When the killings were stepped up earlier this year, the trade union leaders and their campaign were nowhere to be seen. In particular, when a young shop steward, Charles McGrillen, was gunned down outside the supermarket in Belfast where he worked , neither the ICTU nor his ‘Communist’ Party led union, the ATGWU, took any action. In this situation Militant supporters proposed a resolution, through Derry Trades Council, for the Northern Ireland Committee Conference of ICTU, held in April, that the movement should prepare its members to take strike action in the event of further intimidation or physical attacks on trade unionists. The bureaucracy prevented this motion from being discussed.

One again it has been the DHSS workers, with Militant supporters again giving the lead, who have shown the way. They have implemented the Derry resolution which the trade union bureaucracy refused even to discuss. At the end of April a threat from the INLA against DHSS fraud officers in Derry was answered by the entire Derry DHSS office coming out on strike. By the next morning the strike had spread to every DHSS office and within hours the INLA publicly withdrew the threat.

Throughout the troubles the trade union and Labour leaderships in Britain and Ireland, North and South, have relied upon and supported Tory measures. The Labour government of 1974–79 carried on and even intensified the repressive methods of its predecessor. By and large the union leaders have turned a blind eye to repression. The end result of their reliance on the state forces has been to leave the working class defenceless in face of sectarian attacks.
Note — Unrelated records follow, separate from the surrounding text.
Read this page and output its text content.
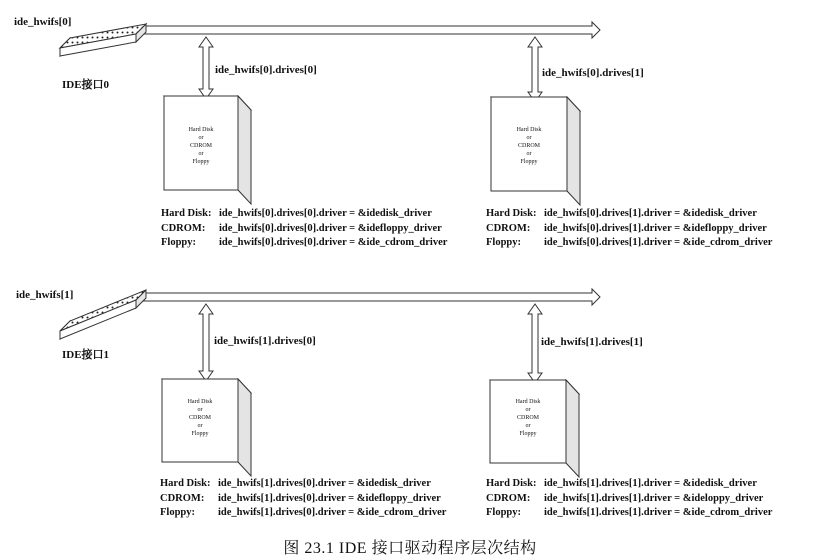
ide_hwifs[0]
IDE接口0
ide_hwifs[0].drives[0]	ide_hwifs[0].drives[1]
Hard Disk
or
CDROM
or
Floppy
Hard Disk
or
CDROM
or
Floppy
Hard Disk: ide_hwifs[0].drives[0].driver = &idedisk_driver
CDROM: ide_hwifs[0].drives[0].driver = &idefloppy_driver
Floppy: ide_hwifs[0].drives[0].driver = &ide_cdrom_driver
Hard Disk: ide_hwifs[0].drives[1].driver = &idedisk_driver
CDROM: ide_hwifs[0].drives[1].driver = &idefloppy_driver
Floppy: ide_hwifs[0].drives[1].driver = &ide_cdrom_driver
ide_hwifs[1]
IDE接口1
ide_hwifs[1].drives[0]	ide_hwifs[1].drives[1]
Hard Disk
or
CDROM
or
Floppy
Hard Disk
or
CDROM
or
Floppy
Hard Disk: ide_hwifs[1].drives[0].driver = &idedisk_driver
CDROM: ide_hwifs[1].drives[0].driver = &idefloppy_driver
Floppy: ide_hwifs[1].drives[0].driver = &ide_cdrom_driver
Hard Disk: ide_hwifs[1].drives[1].driver = &idedisk_driver
CDROM: ide_hwifs[1].drives[1].driver = &ideloppy_driver
Floppy: ide_hwifs[1].drives[1].driver = &ide_cdrom_driver
图 23.1 IDE 接口驱动程序层次结构
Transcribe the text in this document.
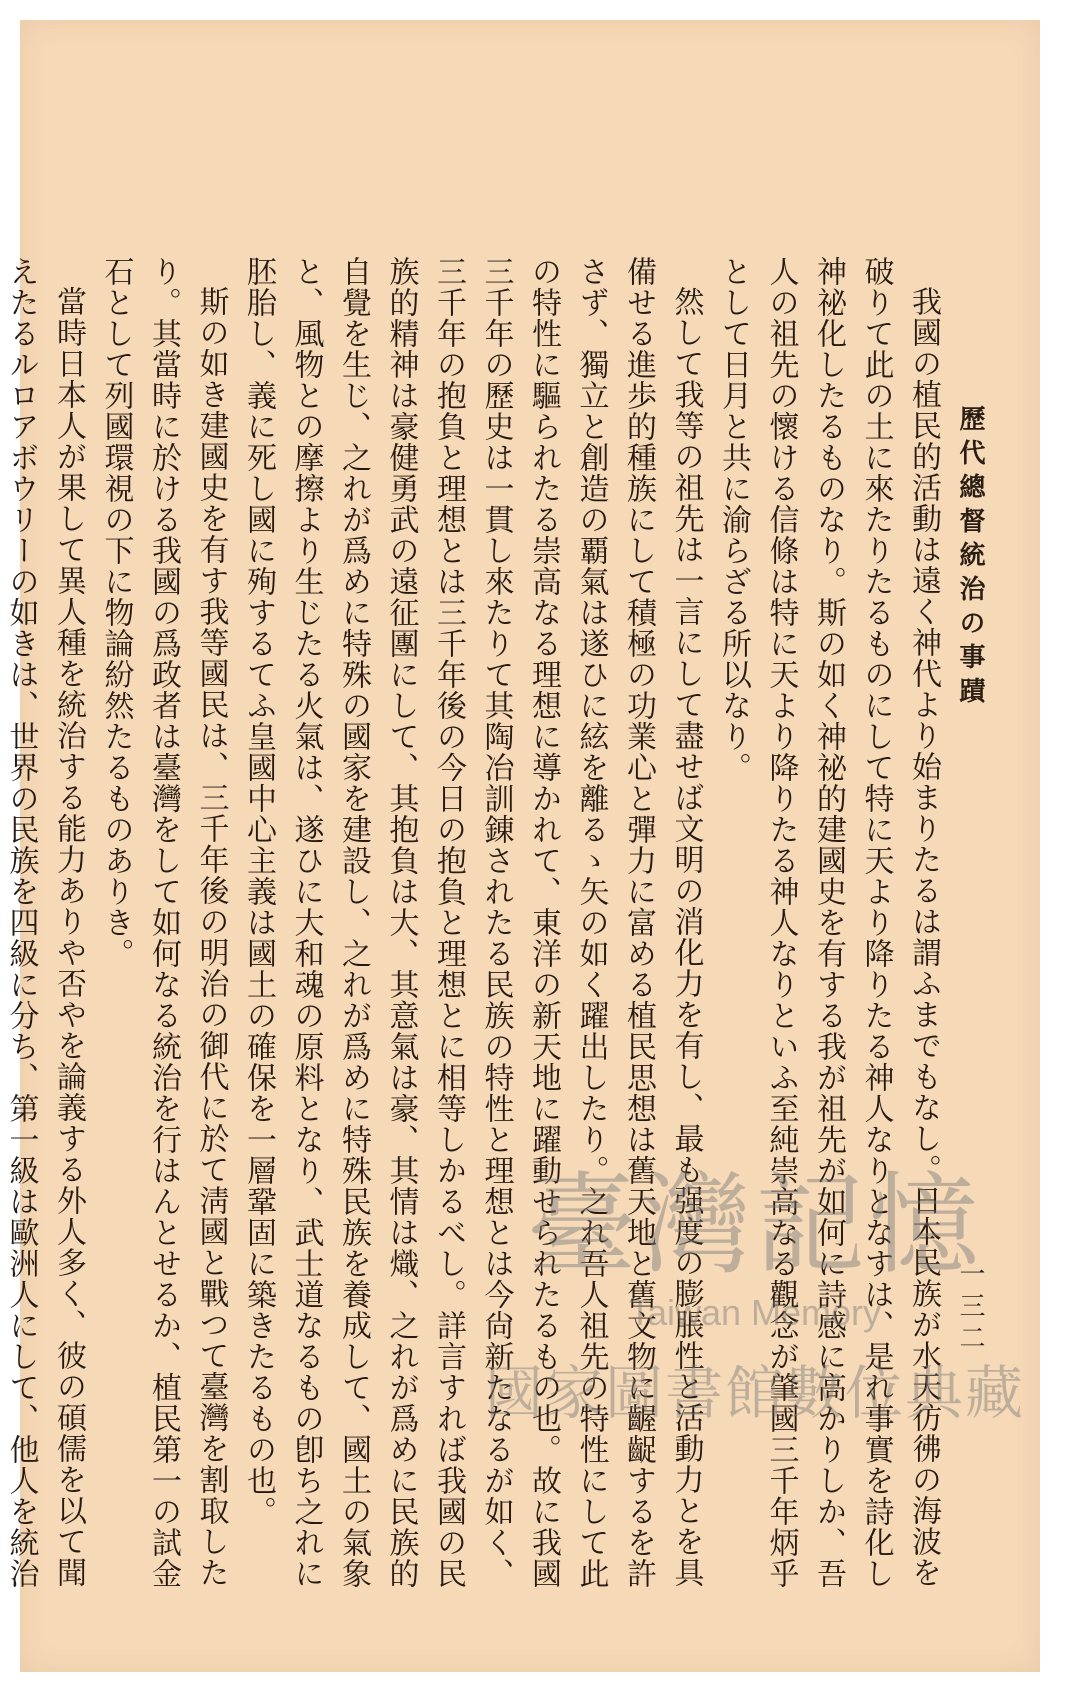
歷代總督統治の事蹟
一三二

我國の植民的活動は遠く神代より始まりたるは謂ふまでもなし。日本民族が水天彷彿の海波を破りて此の土に來たりたるものにして特に天より降りたる神人なりとなすは、是れ事實を詩化し神祕化したるものなり。斯の如く神祕的建國史を有する我が祖先が如何に詩感に高かりしか、吾人の祖先の懷ける信條は特に天より降りたる神人なりといふ至純崇高なる觀念が肇國三千年炳乎として日月と共に渝らざる所以なり。

然して我等の祖先は一言にして盡せば文明の消化力を有し、最も强度の膨脹性と活動力とを具備せる進歩的種族にして積極の功業心と彈力に富める植民思想は舊天地と舊文物に齷齪するを許さず、獨立と創造の覇氣は遂ひに絃を離るゝ矢の如く躍出したり。之れ吾人祖先の特性にして此の特性に驅られたる崇高なる理想に導かれて、東洋の新天地に躍動せられたるもの也。故に我國三千年の歷史は一貫し來たりて其陶冶訓錬されたる民族の特性と理想とは今尙新たなるが如く、三千年の抱負と理想とは三千年後の今日の抱負と理想とに相等しかるべし。詳言すれば我國の民族的精神は豪健勇武の遠征團にして、其抱負は大、其意氣は豪、其情は熾、之れが爲めに民族的自覺を生じ、之れが爲めに特殊の國家を建設し、之れが爲めに特殊民族を養成して、國土の氣象と、風物との摩擦より生じたる火氣は、遂ひに大和魂の原料となり、武士道なるもの卽ち之れに胚胎し、義に死し國に殉するてふ皇國中心主義は國土の確保を一層鞏固に築きたるもの也。

斯の如き建國史を有す我等國民は、三千年後の明治の御代に於て淸國と戰つて臺灣を割取したり。其當時に於ける我國の爲政者は臺灣をして如何なる統治を行はんとせるか、植民第一の試金石として列國環視の下に物論紛然たるものありき。

當時日本人が果して異人種を統治する能力ありや否やを論義する外人多く、彼の碩儒を以て聞えたるルロアボウリーの如きは、世界の民族を四級に分ち、第一級は歐洲人にして、他人を統治

臺灣記憶
Taiwan Memory
國家圖書館數位典藏
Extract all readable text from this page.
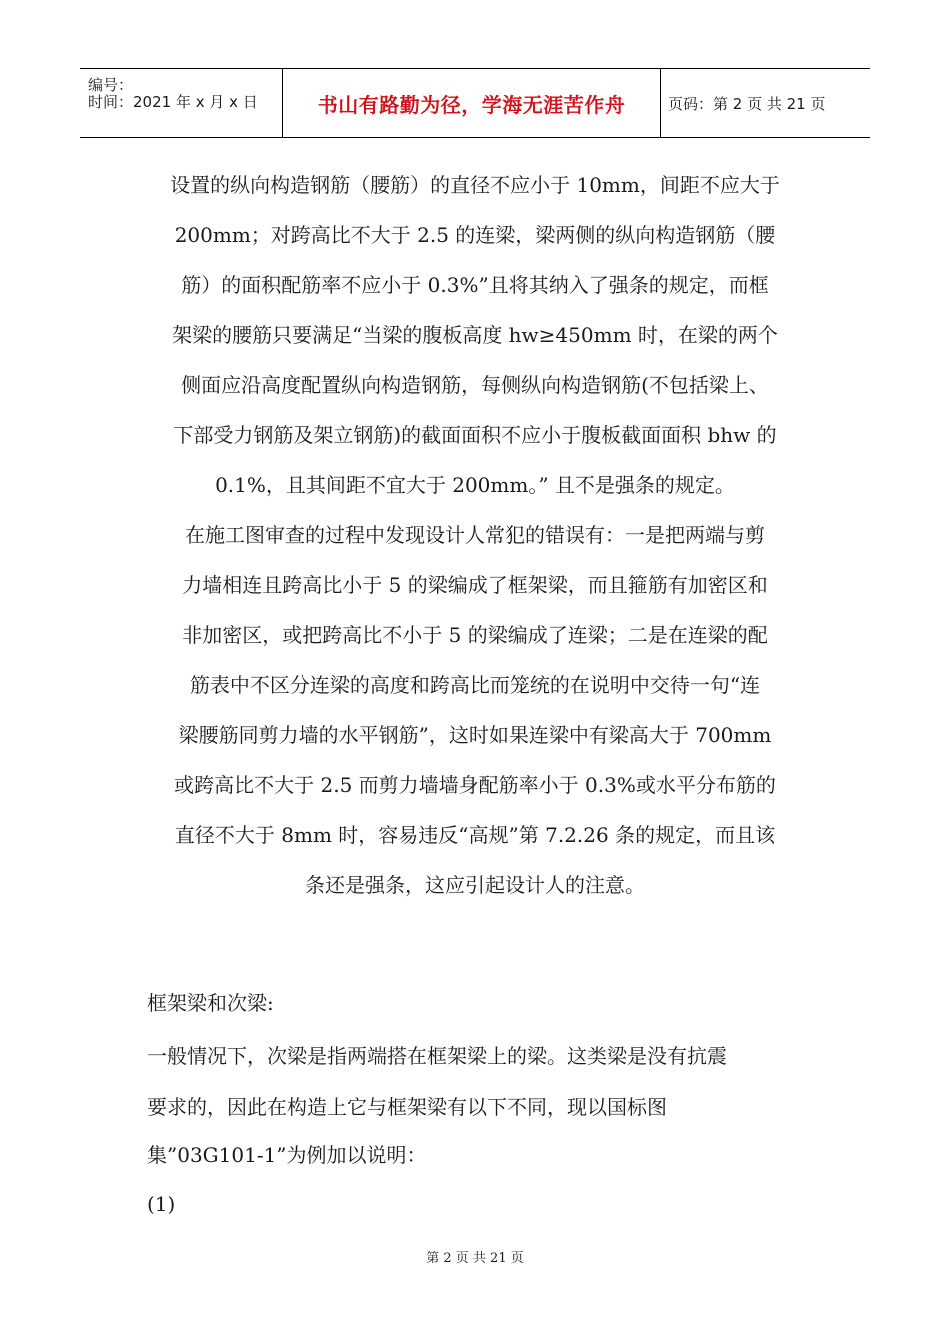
编号：
时间：2021 年 x 月 x 日	书山有路勤为径，学海无涯苦作舟	页码：第 2 页 共 21 页
设置的纵向构造钢筋（腰筋）的直径不应小于 10mm，间距不应大于
200mm；对跨高比不大于 2.5 的连梁，梁两侧的纵向构造钢筋（腰
筋）的面积配筋率不应小于 0.3%”且将其纳入了强条的规定，而框
架梁的腰筋只要满足“当梁的腹板高度 hw≥450mm 时，在梁的两个
侧面应沿高度配置纵向构造钢筋，每侧纵向构造钢筋(不包括梁上、
下部受力钢筋及架立钢筋)的截面面积不应小于腹板截面面积 bhw 的
0.1%，且其间距不宜大于 200mm。” 且不是强条的规定。
在施工图审查的过程中发现设计人常犯的错误有：一是把两端与剪
力墙相连且跨高比小于 5 的梁编成了框架梁，而且箍筋有加密区和
非加密区，或把跨高比不小于 5 的梁编成了连梁；二是在连梁的配
筋表中不区分连梁的高度和跨高比而笼统的在说明中交待一句“连
梁腰筋同剪力墙的水平钢筋”，这时如果连梁中有梁高大于 700mm
或跨高比不大于 2.5 而剪力墙墙身配筋率小于 0.3%或水平分布筋的
直径不大于 8mm 时，容易违反“高规”第 7.2.26 条的规定，而且该
条还是强条，这应引起设计人的注意。
框架梁和次梁:
一般情况下，次梁是指两端搭在框架梁上的梁。这类梁是没有抗震
要求的，因此在构造上它与框架梁有以下不同，现以国标图
集”03G101-1”为例加以说明：
(1)
第 2 页 共 21 页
Only the working class, acting independently, has the power to break the sectarian impasse. This is what the DHSS strikes have clearly demonstrated. What is now needed is the mobilisation of the entire movement against the bigots. The best way to begin such a mobilisation would be through the convening of a rank and file conference of the unions and genuine community organisations to discuss concretely what action to take against sectarianism and how the working class can be organised in its own defence.

Defensive action alone will not be enough. So long as workers remain divided politically the Tories and bigots will always retain an influence. A political offensive must also be launched. Such a conference should also discuss the formation and building of a mass socialist Labour Party. If this party adopted and vigorously campaigned against all Tory attacks on living standards and democratic rights, and put forward a clear socialist alternative, the majority of both Catholic and Protestant workers could be won to its banner.
 

Change course

Sceptics will scorn that this is ‘too difficult’ and there are no greater sceptics than the right wing and Stalinist trade union leadership. But this was the same argument these gentlemen advanced 20 years ago to excuse their refusal to mount a struggle for socialist class unity when the troubles began. They preferred the ‘less difficult’, more ‘realistic’ course of abandoning an independent class position and supporting the ruling class. This ‘easier’ course has led through internment, Bloody Sunday, the UWC stoppage, the hunger strikes, the Anglo-Irish Agreement to two decades of violent upheaval in which the class movement has been thrown back and close to 3,000 people have lost their lives.

Militant has never said that the struggle for class unity and socialism in Northern Ireland would be simple or straight forward – because of the policy of the Labour and trade union leaderships it is far less so today than it was 20 years ago. But it is far less arduous than the alternative – more failed Tory initiatives, more repression, more poverty, more and eventually much worse sectarian violence. The choice is stark – either fight for class unity and socialism or face vicious sectarian reaction. Since 1968, the year which marked the beginning of the troubles, the leaders of the workers organisations have made the wrong choice. Twenty years on a complete change of course is demanded.